As the name suggests, a home mortgage loan is a loan you get from a lender for the purpose of buying a property or, in some cases, refinancing that property so that you can borrow against your equity.
If you are new to homeownership (see also: investing in real estate), then getting familiar with the differences between mortgage loans and traditional, direct loans is important (why else would you have come to this page if it were not?)
Mortgage Loan or Direct Loan? What’s the Difference?
Unlike a direct loan, a home mortgage will have a longer amortization period. This is simply the length of time it will take to repay the debt, often 25 or 30 years.
This is not to be confused with the mortgage or loan term, which is the amount of time your interest and/or repayment terms stay fixed.
For example, it could take you 25 years to repay your mortgage, but you may have to renew those terms after five years.
At the time of renewal, the rates and payments will likely have changed, meaning a payment reset is possible if you want to pay the mortgage off in full by the end of the amortization period.

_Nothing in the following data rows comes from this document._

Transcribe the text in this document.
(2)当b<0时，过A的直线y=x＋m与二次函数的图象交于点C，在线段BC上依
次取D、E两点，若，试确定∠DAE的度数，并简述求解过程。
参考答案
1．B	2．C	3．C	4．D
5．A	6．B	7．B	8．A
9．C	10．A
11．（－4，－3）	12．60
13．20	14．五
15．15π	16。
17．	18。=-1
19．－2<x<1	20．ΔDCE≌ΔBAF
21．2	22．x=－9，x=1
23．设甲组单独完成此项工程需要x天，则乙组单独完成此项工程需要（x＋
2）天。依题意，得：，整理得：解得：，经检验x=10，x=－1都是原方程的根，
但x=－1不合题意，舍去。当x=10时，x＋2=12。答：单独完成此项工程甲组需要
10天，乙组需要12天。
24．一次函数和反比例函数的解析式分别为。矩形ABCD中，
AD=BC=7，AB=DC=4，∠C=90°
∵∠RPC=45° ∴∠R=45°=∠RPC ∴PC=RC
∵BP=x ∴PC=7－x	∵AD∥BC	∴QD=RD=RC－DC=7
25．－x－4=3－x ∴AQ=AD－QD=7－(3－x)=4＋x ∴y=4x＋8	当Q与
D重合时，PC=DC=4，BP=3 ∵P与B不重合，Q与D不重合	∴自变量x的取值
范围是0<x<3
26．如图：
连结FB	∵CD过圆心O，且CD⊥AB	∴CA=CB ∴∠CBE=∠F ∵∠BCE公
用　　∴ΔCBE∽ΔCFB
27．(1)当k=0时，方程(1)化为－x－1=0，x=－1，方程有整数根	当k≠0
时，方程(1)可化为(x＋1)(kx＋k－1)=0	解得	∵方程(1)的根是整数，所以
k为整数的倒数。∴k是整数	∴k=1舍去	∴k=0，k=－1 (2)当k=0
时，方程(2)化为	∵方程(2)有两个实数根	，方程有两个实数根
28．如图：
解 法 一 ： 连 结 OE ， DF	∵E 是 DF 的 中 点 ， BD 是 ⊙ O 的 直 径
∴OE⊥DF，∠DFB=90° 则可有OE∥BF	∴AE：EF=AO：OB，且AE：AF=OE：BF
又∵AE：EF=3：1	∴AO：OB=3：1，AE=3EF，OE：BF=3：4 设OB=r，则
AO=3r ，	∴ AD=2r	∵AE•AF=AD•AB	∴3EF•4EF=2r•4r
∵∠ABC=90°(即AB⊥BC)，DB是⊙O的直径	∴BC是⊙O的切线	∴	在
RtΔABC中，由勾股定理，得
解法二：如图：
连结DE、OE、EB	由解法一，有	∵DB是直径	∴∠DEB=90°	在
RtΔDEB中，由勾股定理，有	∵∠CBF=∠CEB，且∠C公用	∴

Similar to a direct loan, a mortgage will take security or collateral in order to approve the mortgage loan. That security is the real estate property itself (normally the house and the land on which it sits).
Are Mortgages Considered Good Debt?
A home mortgage loan is generally seen as healthy debt because it involves borrowing in order to give your net worth a bit of a boost.
As you repay the mortgage loan, even though much of the payment gets swallowed up in interest costs (especially at first) the value of the property is expected to increase over the long term. This builds equity.
A common illustration is a $200,000 house with a $190,000 mortgage.
Over 10 years, that house value will increase to roughly $268,000 assuming a 3% property appreciation rate, while that mortgage will have been paid down to $148,000 assuming a 25-year amortization and a 10-year mortgage term at a rate of 6.5%.
Since the monthly payments of a little more than $1,270 are being paid to the mortgage instead of a landlord, you build equity through the reduction of principal in the mortgage loan as well as the appreciation in value to the property.
It makes the argument (rent vs. own) a compelling one in favor of taking out a mortgage and buying property.
Where To Get a Home Mortgage Loan?
Shopping for a home mortgage loan can be a challenge. Since most brokers and lenders are paid a commission or some kind of performance incentive, the challenge is one of signing up with the right lender or broker.
Ideally, you want more than just a great rate; you want a mortgage that will help you continue to enjoy your lifestyle while offering as much flexibility as possible. That is a tough balancing act because lenders will typically give you less flexibility in exchange for a better rate.
Starting online or with a recommendation from a friend or family member is usually the best bet.
But make sure you fully understand the terms (e.g. how long before I renew?) and conditions (e.g. what if I want to prepay part or all of my mortgage sooner than the term end-date? what if I sell my house and move?) of the home mortgage loan before you sign the contract.
Often, a mistake cannot be fixed without incurring some pretty hefty interest penalties.
This article gives you a very basic understanding of what a home mortgage loan is all about. As you can see, it operates quite similarly to a direct loan for a vehicle.